When you look at the plot:  
- The **shaded regions** represent the classifier’s predictions.  
- The **solid boundary line** shows where the model is exactly 50/50 between classes.  
- The **data points** show the ground-truth labels.  

</details>


In [None]:
def plot_decision_boundary(clf, X, y, title="Decision boundary"):
    h = .02
    x_min, x_max = X[:, 0].min() - 1, X[:, 0].max() + 1
    y_min, y_max = X[:, 1].min() - 1, X[:, 1].max() + 1
    xx, yy = np.meshgrid(np.arange(x_min, x_max, h),
                         np.arange(y_min, y_max, h))
    Z = clf.predict(np.c_[xx.ravel(), yy.ravel()])
    Z = Z.reshape(xx.shape)
    plt.contourf(xx, yy, Z, alpha=0.3)
    plt.scatter(X[:, 0], X[:, 1], c=y, edgecolors="k")
    plt.title(title)
    plt.show()

plot_decision_boundary(clf, X_train, y_train, "Aleatoric uncertainty example")

## Part 4 — Epistemic Uncertainty (via Model Variation)

Epistemic uncertainty can be explored by varying the model or subsampling the training data.
We’ll train multiple logistic regression models on bootstrapped samples and measure the variation in predictions.


In [None]:
from sklearn.utils import resample

n_models = 20
all_probs = []

for i in range(n_models):
    X_boot, y_boot = resample(X_train, y_train, replace=True, random_state=i)
    clf_boot = LogisticRegression().fit(X_boot, y_boot)
    all_probs.append(clf_boot.predict_proba(X_test))

all_probs = np.array(all_probs)  # shape (n_models, n_samples, n_classes)

# Epistemic uncertainty = variance across models
epistemic_uncertainty = all_probs.var(axis=0).mean(axis=1)

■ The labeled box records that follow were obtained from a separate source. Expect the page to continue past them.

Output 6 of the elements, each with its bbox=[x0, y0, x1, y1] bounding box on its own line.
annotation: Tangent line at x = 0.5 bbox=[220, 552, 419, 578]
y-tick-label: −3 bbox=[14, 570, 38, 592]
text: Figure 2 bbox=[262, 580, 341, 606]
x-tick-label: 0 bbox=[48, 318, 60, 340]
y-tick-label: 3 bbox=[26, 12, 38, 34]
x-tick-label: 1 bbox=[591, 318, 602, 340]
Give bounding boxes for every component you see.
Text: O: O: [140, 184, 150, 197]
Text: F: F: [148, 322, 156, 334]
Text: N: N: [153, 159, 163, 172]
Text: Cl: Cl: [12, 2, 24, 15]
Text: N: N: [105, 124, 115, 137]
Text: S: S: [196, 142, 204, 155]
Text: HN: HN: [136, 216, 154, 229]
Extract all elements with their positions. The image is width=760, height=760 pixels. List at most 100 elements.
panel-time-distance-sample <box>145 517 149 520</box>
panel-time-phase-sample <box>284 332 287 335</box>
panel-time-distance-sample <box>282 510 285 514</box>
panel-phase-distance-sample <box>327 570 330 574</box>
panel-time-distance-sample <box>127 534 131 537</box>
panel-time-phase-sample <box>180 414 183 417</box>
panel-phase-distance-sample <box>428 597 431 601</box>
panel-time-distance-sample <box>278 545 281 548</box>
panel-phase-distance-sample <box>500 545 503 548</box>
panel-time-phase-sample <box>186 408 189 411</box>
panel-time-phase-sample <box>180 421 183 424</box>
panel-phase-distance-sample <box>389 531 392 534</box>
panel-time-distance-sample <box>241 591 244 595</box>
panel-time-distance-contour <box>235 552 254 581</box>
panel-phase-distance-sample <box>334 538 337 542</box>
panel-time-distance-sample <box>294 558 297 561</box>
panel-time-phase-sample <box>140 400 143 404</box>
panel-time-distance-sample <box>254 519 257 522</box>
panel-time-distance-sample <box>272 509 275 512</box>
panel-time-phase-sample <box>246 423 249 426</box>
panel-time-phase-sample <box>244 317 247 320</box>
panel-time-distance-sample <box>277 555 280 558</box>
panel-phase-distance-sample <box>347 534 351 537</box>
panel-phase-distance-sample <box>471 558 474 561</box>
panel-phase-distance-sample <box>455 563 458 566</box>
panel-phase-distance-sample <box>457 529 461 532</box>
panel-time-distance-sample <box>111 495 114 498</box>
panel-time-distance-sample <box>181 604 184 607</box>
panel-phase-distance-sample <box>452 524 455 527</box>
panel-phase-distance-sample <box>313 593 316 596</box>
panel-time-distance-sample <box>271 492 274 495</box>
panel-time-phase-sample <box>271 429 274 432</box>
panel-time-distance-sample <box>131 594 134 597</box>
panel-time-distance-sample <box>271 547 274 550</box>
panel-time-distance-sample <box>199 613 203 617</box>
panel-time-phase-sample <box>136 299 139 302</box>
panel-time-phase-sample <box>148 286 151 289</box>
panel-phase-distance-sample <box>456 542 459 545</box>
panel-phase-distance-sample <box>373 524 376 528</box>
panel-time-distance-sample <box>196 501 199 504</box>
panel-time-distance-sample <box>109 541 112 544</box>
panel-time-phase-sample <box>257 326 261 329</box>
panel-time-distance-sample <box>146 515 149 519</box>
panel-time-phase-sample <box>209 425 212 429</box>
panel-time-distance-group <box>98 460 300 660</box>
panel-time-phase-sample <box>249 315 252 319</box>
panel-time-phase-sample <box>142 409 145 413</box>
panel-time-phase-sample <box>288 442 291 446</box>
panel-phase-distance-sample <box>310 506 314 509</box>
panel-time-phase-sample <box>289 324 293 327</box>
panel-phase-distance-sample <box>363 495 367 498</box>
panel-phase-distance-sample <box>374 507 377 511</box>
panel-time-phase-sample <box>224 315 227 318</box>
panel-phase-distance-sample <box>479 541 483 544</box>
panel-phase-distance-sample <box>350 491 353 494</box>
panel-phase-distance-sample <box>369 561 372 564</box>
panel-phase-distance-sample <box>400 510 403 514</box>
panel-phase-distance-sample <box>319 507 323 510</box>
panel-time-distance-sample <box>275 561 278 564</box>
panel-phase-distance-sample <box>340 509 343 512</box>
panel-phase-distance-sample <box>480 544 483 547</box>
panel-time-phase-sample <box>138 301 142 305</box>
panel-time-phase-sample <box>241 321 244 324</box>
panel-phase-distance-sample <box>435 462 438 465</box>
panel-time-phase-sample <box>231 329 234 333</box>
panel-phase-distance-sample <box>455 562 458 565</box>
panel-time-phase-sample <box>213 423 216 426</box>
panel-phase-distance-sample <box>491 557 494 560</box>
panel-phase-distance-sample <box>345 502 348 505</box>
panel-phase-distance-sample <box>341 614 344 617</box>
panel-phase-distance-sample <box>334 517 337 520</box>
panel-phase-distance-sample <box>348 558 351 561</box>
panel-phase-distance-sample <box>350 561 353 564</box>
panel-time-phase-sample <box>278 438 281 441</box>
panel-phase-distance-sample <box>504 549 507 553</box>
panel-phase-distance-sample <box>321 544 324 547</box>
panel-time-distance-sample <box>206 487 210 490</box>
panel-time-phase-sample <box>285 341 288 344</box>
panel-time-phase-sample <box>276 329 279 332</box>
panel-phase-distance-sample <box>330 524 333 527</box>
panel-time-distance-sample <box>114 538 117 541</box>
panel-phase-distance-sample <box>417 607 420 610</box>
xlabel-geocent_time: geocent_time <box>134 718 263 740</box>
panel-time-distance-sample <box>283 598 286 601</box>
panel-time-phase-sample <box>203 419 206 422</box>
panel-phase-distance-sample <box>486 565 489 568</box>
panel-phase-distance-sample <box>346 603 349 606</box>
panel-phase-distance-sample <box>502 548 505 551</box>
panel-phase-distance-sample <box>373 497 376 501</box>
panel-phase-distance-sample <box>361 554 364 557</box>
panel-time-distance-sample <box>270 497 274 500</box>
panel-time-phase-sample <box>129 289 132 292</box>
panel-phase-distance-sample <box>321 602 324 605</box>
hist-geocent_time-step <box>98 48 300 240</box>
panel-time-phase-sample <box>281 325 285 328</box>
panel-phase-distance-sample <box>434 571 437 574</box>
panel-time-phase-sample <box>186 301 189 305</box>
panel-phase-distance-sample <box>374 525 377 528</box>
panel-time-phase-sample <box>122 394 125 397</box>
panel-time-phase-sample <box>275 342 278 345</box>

print("Sample epistemic uncertainties:", epistemic_uncertainty[:10])


### TODO

Now, using the plot_decision_boundary function from Part 3 and the code in Part 4, can you come up with a way to visualize the uncertainty in the decision boundary?

In [None]:
 # XXX your code here

## Part 5 — Reflection

Answer the following in 2–3 sentences each:

1. Which type of uncertainty did you observe near the decision boundary? Why?  
2. How did epistemic uncertainty change across different bootstrap models?  
3. Give a real-world example where epistemic uncertainty dominates, and one where aleatoric uncertainty dominates.